Some businesses reduce risk by setting up local entities or collaborating with companies Company of Listing (EOR).
While this approach introduces new costs, it provides a structured way to ensure employees are fully compliant in the host country.
Companies also need to think carefully about visas and work permits.
An employee may assume they can work abroad without restrictions, but the type of work they do – and how long they will be there – may trigger immigration requirements.
Agreeing to an agreement without verifying this can result in serious liability.
Additionally, while it may be tempting to avoid liability by engaging overseas workers as contractors, this quick fix can backfire.
Misclassification is one of the riskiest strategies a business can undertake, as it can expose them to fines, kickbacks, and even legal action.
That’s where partners like IRIS can help! We global HR services designed to support businesses growing across national borders.
From managing social security obligations to ensuring the right employment contracts and HR frameworks are in place, we provide the infrastructure companies need to recruit and manage talent overseas with confidence.
Navigating the new reality of remote work across borders
My colleague, Dan J GraceDirector of HR Consulting Services IRIS, shared his thoughts by saying: “Don’s insights in this article highlight how the post-COVID world has changed the international remote work system.
“What was once a niche arrangement has become a mainstream employment model, and with this change, organizations face a paradox.
“Remote work provides unprecedented flexibility and access to global talent, but it also presents complex compliance challenges that many companies are unprepared to address.

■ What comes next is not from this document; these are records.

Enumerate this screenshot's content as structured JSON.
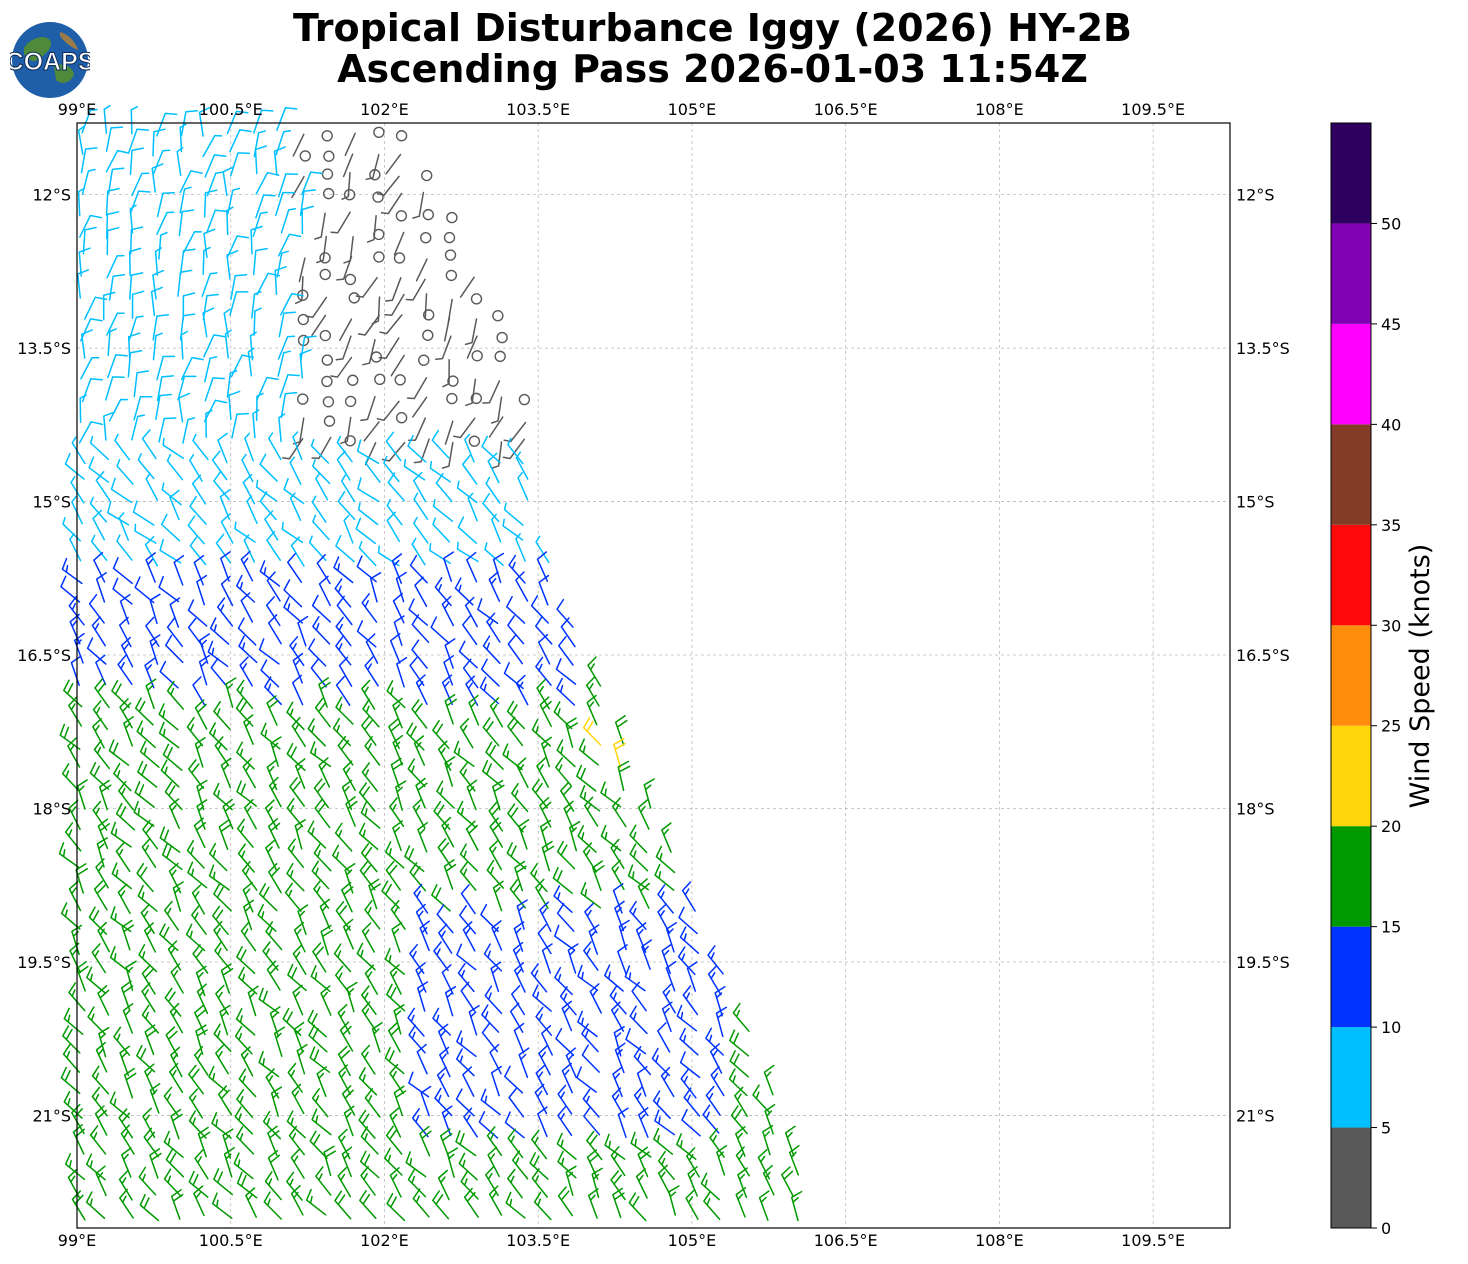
{
  "title_line1": "Tropical Disturbance Iggy (2026) HY-2B",
  "title_line2": "Ascending Pass 2026-01-03 11:54Z",
  "logo_text": "COAPS",
  "map": {
    "lon_ticks": [
      "99°E",
      "100.5°E",
      "102°E",
      "103.5°E",
      "105°E",
      "106.5°E",
      "108°E",
      "109.5°E"
    ],
    "lon_values": [
      99,
      100.5,
      102,
      103.5,
      105,
      106.5,
      108,
      109.5
    ],
    "lat_ticks": [
      "12°S",
      "13.5°S",
      "15°S",
      "16.5°S",
      "18°S",
      "19.5°S",
      "21°S"
    ],
    "lat_values": [
      -12,
      -13.5,
      -15,
      -16.5,
      -18,
      -19.5,
      -21
    ],
    "lon_range": [
      99,
      110.25
    ],
    "lat_range": [
      -11.3,
      -22.1
    ],
    "grid": true
  },
  "colorbar": {
    "label": "Wind Speed (knots)",
    "ticks": [
      "0",
      "5",
      "10",
      "15",
      "20",
      "25",
      "30",
      "35",
      "40",
      "45",
      "50"
    ],
    "bins": [
      {
        "min": 0,
        "max": 5,
        "color": "#595959"
      },
      {
        "min": 5,
        "max": 10,
        "color": "#00bfff"
      },
      {
        "min": 10,
        "max": 15,
        "color": "#0033ff"
      },
      {
        "min": 15,
        "max": 20,
        "color": "#009900"
      },
      {
        "min": 20,
        "max": 25,
        "color": "#ffd60a"
      },
      {
        "min": 25,
        "max": 30,
        "color": "#ff8c0a"
      },
      {
        "min": 30,
        "max": 35,
        "color": "#ff0a0a"
      },
      {
        "min": 35,
        "max": 40,
        "color": "#823c28"
      },
      {
        "min": 40,
        "max": 45,
        "color": "#ff00ff"
      },
      {
        "min": 45,
        "max": 50,
        "color": "#8000b3"
      },
      {
        "min": 50,
        "max": 55,
        "color": "#2d0060"
      }
    ]
  },
  "wind_field": {
    "swath_edge": [
      [
        99,
        -11.3
      ],
      [
        102.2,
        -11.3
      ],
      [
        102.7,
        -12.3
      ],
      [
        103.3,
        -13.5
      ],
      [
        103.5,
        -14.5
      ],
      [
        103.6,
        -15.3
      ],
      [
        104.0,
        -16.5
      ],
      [
        104.7,
        -18.2
      ],
      [
        105.7,
        -20.5
      ],
      [
        106.3,
        -22.1
      ],
      [
        99,
        -22.1
      ]
    ],
    "regions": [
      {
        "name": "calm-core",
        "lon": [
          101.0,
          103.4
        ],
        "lat": [
          -11.3,
          -15.9
        ],
        "speed_kt": 3,
        "dir_deg": 250
      },
      {
        "name": "light-north",
        "lon": [
          99,
          101.2
        ],
        "lat": [
          -11.3,
          -14.5
        ],
        "speed_kt": 8,
        "dir_deg": 80
      },
      {
        "name": "light-mid",
        "lon": [
          99,
          103.9
        ],
        "lat": [
          -14.5,
          -17.5
        ],
        "speed_kt": 7,
        "dir_deg": 130
      },
      {
        "name": "moderate-band",
        "lon": [
          99,
          104.0
        ],
        "lat": [
          -15.7,
          -18.3
        ],
        "speed_kt": 12,
        "dir_deg": 125
      },
      {
        "name": "fresh-south",
        "lon": [
          99,
          106.3
        ],
        "lat": [
          -17.0,
          -22.1
        ],
        "speed_kt": 17,
        "dir_deg": 125
      },
      {
        "name": "moderate-south",
        "lon": [
          102.3,
          105.5
        ],
        "lat": [
          -19.0,
          -21.3
        ],
        "speed_kt": 13,
        "dir_deg": 125
      },
      {
        "name": "strong-edge",
        "lon": [
          104.1,
          104.5
        ],
        "lat": [
          -17.3,
          -17.9
        ],
        "speed_kt": 21,
        "dir_deg": 120
      }
    ]
  }
}
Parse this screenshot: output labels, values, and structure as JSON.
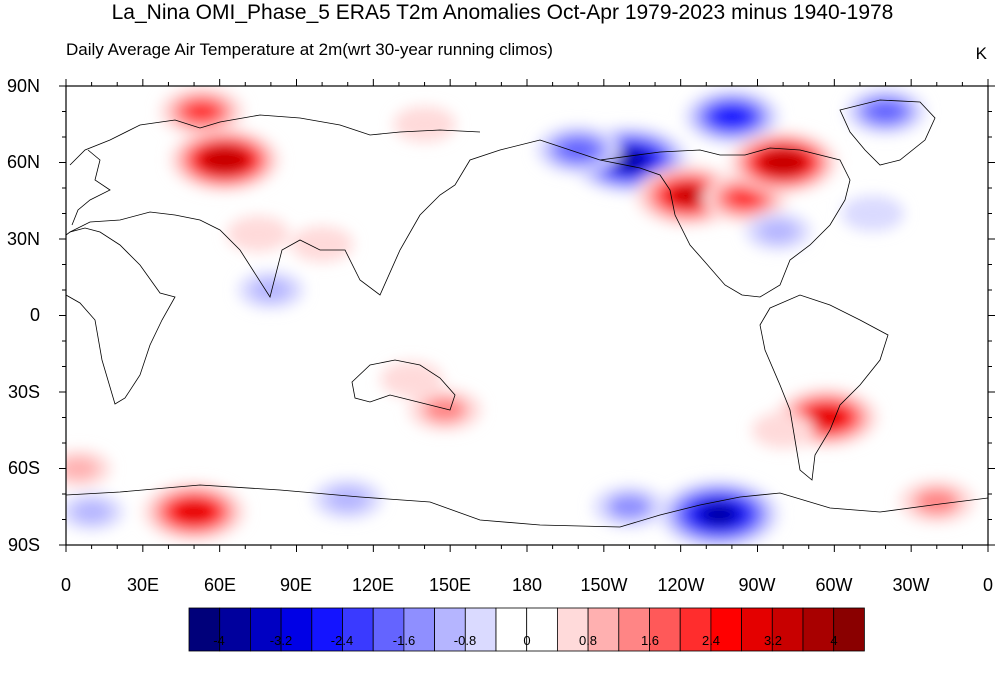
{
  "title": "La_Nina OMI_Phase_5 ERA5 T2m Anomalies Oct-Apr 1979-2023 minus 1940-1978",
  "subtitle": "Daily Average Air Temperature at 2m(wrt 30-year running climos)",
  "units": "K",
  "y_ticks": [
    "90N",
    "60N",
    "30N",
    "0",
    "30S",
    "60S",
    "90S"
  ],
  "x_ticks": [
    "0",
    "30E",
    "60E",
    "90E",
    "120E",
    "150E",
    "180",
    "150W",
    "120W",
    "90W",
    "60W",
    "30W",
    "0"
  ],
  "colorbar": {
    "labels": [
      "-4",
      "-3.2",
      "-2.4",
      "-1.6",
      "-0.8",
      "0",
      "0.8",
      "1.6",
      "2.4",
      "3.2",
      "4"
    ],
    "colors": [
      "#00007a",
      "#00009d",
      "#0000c2",
      "#0000e6",
      "#1414ff",
      "#3a3aff",
      "#6464ff",
      "#8f8fff",
      "#b5b5ff",
      "#dadaff",
      "#ffffff",
      "#ffffff",
      "#ffdada",
      "#ffb0b0",
      "#ff8585",
      "#ff5959",
      "#ff2d2d",
      "#ff0000",
      "#e40000",
      "#c80000",
      "#a80000",
      "#8a0000"
    ]
  },
  "chart_data": {
    "type": "heatmap",
    "title": "La_Nina OMI_Phase_5 ERA5 T2m Anomalies Oct-Apr 1979-2023 minus 1940-1978",
    "subtitle": "Daily Average Air Temperature at 2m(wrt 30-year running climos)",
    "units": "K",
    "x_range": [
      0,
      360
    ],
    "y_range": [
      -90,
      90
    ],
    "color_range": [
      -4.4,
      4.4
    ],
    "anomaly_features": [
      {
        "lon": 62,
        "lat": 61,
        "value": 3.4
      },
      {
        "lon": 53,
        "lat": 80,
        "value": 2.0
      },
      {
        "lon": 100,
        "lat": 28,
        "value": 0.8
      },
      {
        "lon": 75,
        "lat": 32,
        "value": 0.8
      },
      {
        "lon": 140,
        "lat": 75,
        "value": 0.8
      },
      {
        "lon": 220,
        "lat": 61,
        "value": -3.8
      },
      {
        "lon": 200,
        "lat": 65,
        "value": -2.0
      },
      {
        "lon": 260,
        "lat": 78,
        "value": -2.6
      },
      {
        "lon": 320,
        "lat": 80,
        "value": -1.8
      },
      {
        "lon": 243,
        "lat": 47,
        "value": 3.2
      },
      {
        "lon": 265,
        "lat": 46,
        "value": 2.0
      },
      {
        "lon": 280,
        "lat": 60,
        "value": 3.3
      },
      {
        "lon": 297,
        "lat": -40,
        "value": 3.0
      },
      {
        "lon": 280,
        "lat": -45,
        "value": 0.8
      },
      {
        "lon": 135,
        "lat": -25,
        "value": 0.8
      },
      {
        "lon": 148,
        "lat": -37,
        "value": 1.4
      },
      {
        "lon": 50,
        "lat": -77,
        "value": 3.0
      },
      {
        "lon": 255,
        "lat": -78,
        "value": -4.0
      },
      {
        "lon": 220,
        "lat": -75,
        "value": -1.4
      },
      {
        "lon": 110,
        "lat": -72,
        "value": -1.2
      },
      {
        "lon": 10,
        "lat": -77,
        "value": -0.9
      },
      {
        "lon": 340,
        "lat": -73,
        "value": 1.5
      },
      {
        "lon": 5,
        "lat": -60,
        "value": 0.9
      },
      {
        "lon": 80,
        "lat": 10,
        "value": -1.0
      },
      {
        "lon": 278,
        "lat": 33,
        "value": -1.0
      },
      {
        "lon": 315,
        "lat": 40,
        "value": -0.8
      }
    ]
  }
}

“The reality is that even seemingly simple decisions can trigger permanent establishment rules, exposing companies to double taxation and leaving employers and workers vulnerable to harsh penalties.
“Add social security obligations to this, and the complexity multiplies.
“Employees may unknowingly lose pension or healthcare rights, while companies face the risk of retroactive judgments and reputational damage.
“Most concerning is the misconception that these risks can be ignored through informal arrangements or passed onto employees.
“Misclassifying staff as contractors may seem like a quick fix, but it is a ticking time bomb that can result in fines, back pay and legal disputes.
“Similarly, telling employees to ‘handle their own taxes’ displays a fundamental misunderstanding of a company’s obligations and responsibilities.
“For organizations serious about capitalizing on international remote work, half-measures are not an option.
“The choice is clear: invest in the right infrastructure – through local entity registration, establishing partnerships or a comprehensive compliance framework – or accept the very real risk of non-compliance.
“The stakes are high, from criminal liability for directors to heavy financial penalties and long-term reputational damage.
“The business basis for doing this right is very strong.
“As HR professionals, our role is to help companies get past the initial excitement of seamless work and move towards a sustainable and compliant model.
“This means conducting a rigorous risk assessment, creating clear policies, getting tax and legal guidance from experts, and perhaps most importantly, setting realistic expectations about what international remote work can and cannot involve.
“Organizations that thrive in this new era are not organizations that ignore complexity.
“They will be the ones to meet this challenge head-on, by building a strong framework to protect their businesses, protect their employees and unlock the real opportunities that remote work offers globally.”
About the author: Don Hastie, Senior International HR Consultant
With over 20 years of experience, Don brings extensive expertise in international HR.
Throughout their careers, they have led various HR initiatives in organizational development, employee relations, and HR policy design.
Their professional backgrounds span a wide range of industries, including engineering, renewable energy, technology, hospitality and retail.
They also partner with global organizations in North America, Europe, Africa and Australasia to design and implement HR strategies that align with broader business goals.